As mentioned before, there's a lot of talking and a lot of choice through either physical action or by dialogue alone. Your overall choices affect the overall course of the game and can award you either Paragon or Renegade points, which now instead of having charm/intimidate skills, your dialogue will depend on your Paragon or Renegade points. One new feature is the in-game Paragon/Renegade action, which usually takes place in a cut scene. For example, someone might be yelling at Shepard and as Shepard is taking the abuse, the red Paragon icon may appear on screen accompanied by a subtle noise. Hit the right mouse button, and Shepard will head butt the guy in the face. Do nothing, and Shepeard will do nothing. The same goes with Paragon actions.
The Normandy itself, like Shepard can also acquire upgrades of its own. These upgrades are mostly cosmetic, however without revealing too much, are essential to the end of the game. A tip without spoiling? Upgrade the Normandy as best you can.

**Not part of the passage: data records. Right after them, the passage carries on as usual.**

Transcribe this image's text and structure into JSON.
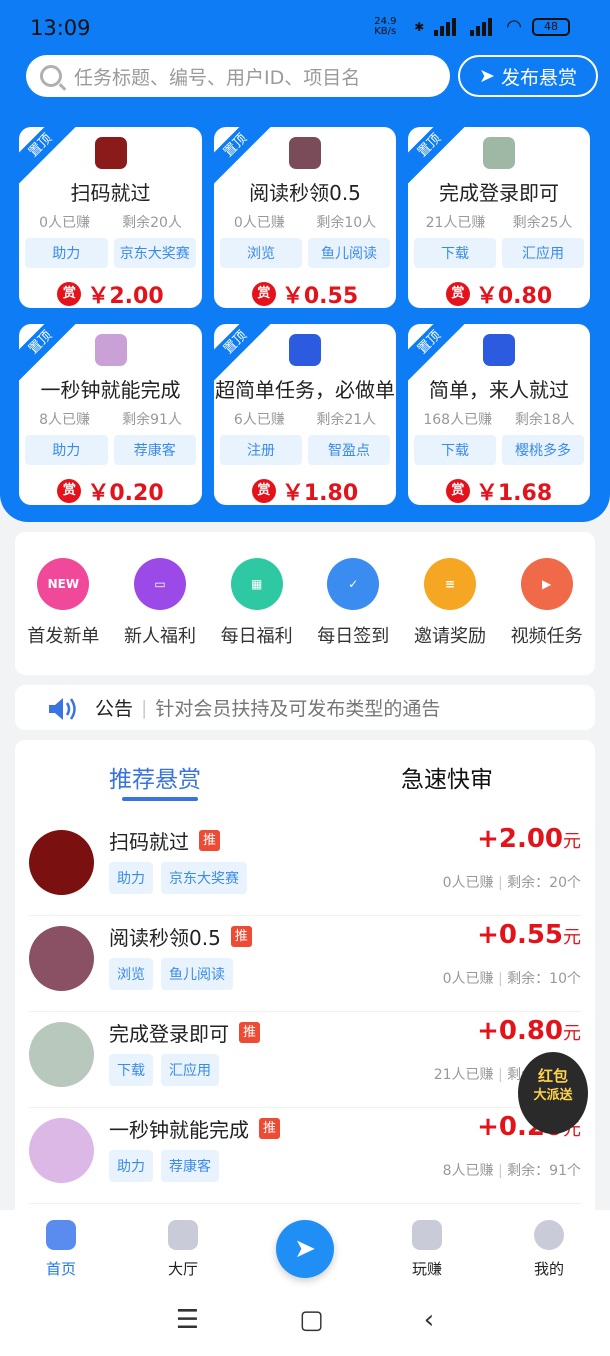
{
  "status_bar": {
    "time": "13:09",
    "net_speed": "24.9 KB/s",
    "battery": "48"
  },
  "search": {
    "placeholder": "任务标题、编号、用户ID、项目名"
  },
  "publish_button": "发布悬赏",
  "top_label": "置顶",
  "reward_label": "赏",
  "featured": [
    {
      "title": "扫码就过",
      "earned": "0人已赚",
      "remain": "剩余20人",
      "tag1": "助力",
      "tag2": "京东大奖赛",
      "price": "￥2.00",
      "icon_color": "#8b1a1a"
    },
    {
      "title": "阅读秒领0.5",
      "earned": "0人已赚",
      "remain": "剩余10人",
      "tag1": "浏览",
      "tag2": "鱼儿阅读",
      "price": "￥0.55",
      "icon_color": "#7a4c5a"
    },
    {
      "title": "完成登录即可",
      "earned": "21人已赚",
      "remain": "剩余25人",
      "tag1": "下载",
      "tag2": "汇应用",
      "price": "￥0.80",
      "icon_color": "#9fb8a6"
    },
    {
      "title": "一秒钟就能完成",
      "earned": "8人已赚",
      "remain": "剩余91人",
      "tag1": "助力",
      "tag2": "荐康客",
      "price": "￥0.20",
      "icon_color": "#c9a1d6"
    },
    {
      "title": "超简单任务，必做单",
      "earned": "6人已赚",
      "remain": "剩余21人",
      "tag1": "注册",
      "tag2": "智盈点",
      "price": "￥1.80",
      "icon_color": "#2d5be0"
    },
    {
      "title": "简单，来人就过",
      "earned": "168人已赚",
      "remain": "剩余18人",
      "tag1": "下载",
      "tag2": "樱桃多多",
      "price": "￥1.68",
      "icon_color": "#2d5be0"
    }
  ],
  "menu": [
    {
      "label": "首发新单",
      "color": "#f0499a",
      "icon": "NEW"
    },
    {
      "label": "新人福利",
      "color": "#9b4ae8",
      "icon": "▭"
    },
    {
      "label": "每日福利",
      "color": "#2ec9a3",
      "icon": "▦"
    },
    {
      "label": "每日签到",
      "color": "#3b8cf0",
      "icon": "✓"
    },
    {
      "label": "邀请奖励",
      "color": "#f5a623",
      "icon": "≡"
    },
    {
      "label": "视频任务",
      "color": "#f06a4a",
      "icon": "▶"
    }
  ],
  "notice": {
    "label": "公告",
    "text": "针对会员扶持及可发布类型的通告"
  },
  "tabs": {
    "recommended": "推荐悬赏",
    "fast": "急速快审"
  },
  "list": [
    {
      "title": "扫码就过",
      "badge": "推",
      "tag1": "助力",
      "tag2": "京东大奖赛",
      "price": "+2.00",
      "unit": "元",
      "earned": "0人已赚",
      "remain": "剩余：20个",
      "avatar_color": "#7a1010"
    },
    {
      "title": "阅读秒领0.5",
      "badge": "推",
      "tag1": "浏览",
      "tag2": "鱼儿阅读",
      "price": "+0.55",
      "unit": "元",
      "earned": "0人已赚",
      "remain": "剩余：10个",
      "avatar_color": "#8a5064"
    },
    {
      "title": "完成登录即可",
      "badge": "推",
      "tag1": "下载",
      "tag2": "汇应用",
      "price": "+0.80",
      "unit": "元",
      "earned": "21人已赚",
      "remain": "剩余：25个",
      "avatar_color": "#b8c8bc"
    },
    {
      "title": "一秒钟就能完成",
      "badge": "推",
      "tag1": "助力",
      "tag2": "荐康客",
      "price": "+0.20",
      "unit": "元",
      "earned": "8人已赚",
      "remain": "剩余：91个",
      "avatar_color": "#dcb8e6"
    }
  ],
  "hongbao": {
    "line1": "红包",
    "line2": "大派送"
  },
  "nav": [
    {
      "label": "首页"
    },
    {
      "label": "大厅"
    },
    {
      "label": ""
    },
    {
      "label": "玩赚"
    },
    {
      "label": "我的"
    }
  ],
  "sys_nav": {
    "menu": "☰",
    "home": "▢",
    "back": "‹"
  }
}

Speaking of upgrading the Normandy and your characters' weapons and items, you can now find resources and minerals to fund these upgrades. These resources are found by scanning planets across the galaxy using the Normandy's scanning systems, which in all honesty is actually a bit of a boring, but essential task.

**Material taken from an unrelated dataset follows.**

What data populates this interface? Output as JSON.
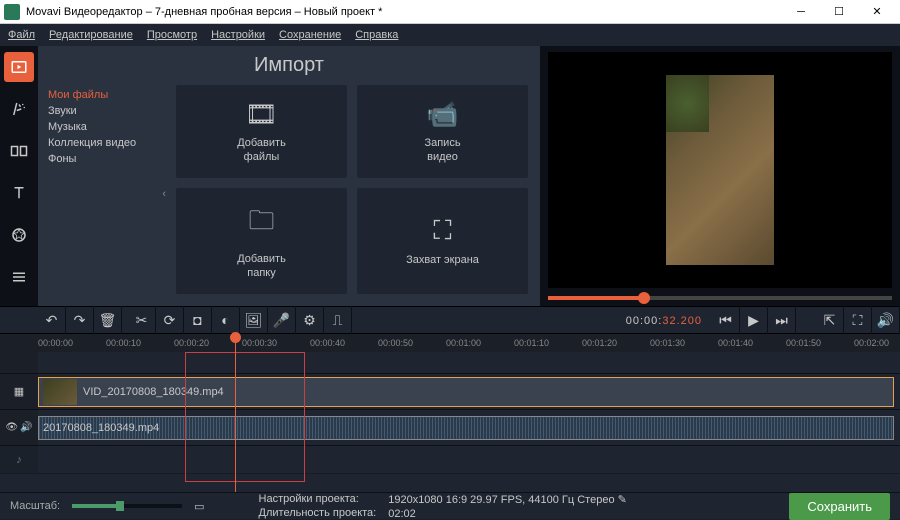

Mass Effect 2's environments are large, beautiful and very well detailed. Luckily there are no annoying vehicle sections, all missions begin on foot. Most of the environments are large with a lot to see and explore, however similar to the first game, a lot of the smaller side missions will have smaller, recycled areas that may be seem repetitive.
Mass Effect 2 is a brilliantly beautiful game, the graphics have certainly improved from the last title. That being said, some things do still look a little annoying, like females' hair and a lot of the more bare male faces. The cut scenes have improved, having more movement and are less static than before. The voice acting remains very well done, going hand in hand with the well written script.
There isn't much to complain about here, other than the boring mining and resource collecting segments and some seriously bad hairdos. Mass Effect 2 is simply a bigger and better game than Mass Effect 1, although to get the full and true experience of this game, it really is best to import your story from Mass Effect 1, into Mass Effect 2.
Mass Effect 2 is available on X-Box 360, PS3 and PC.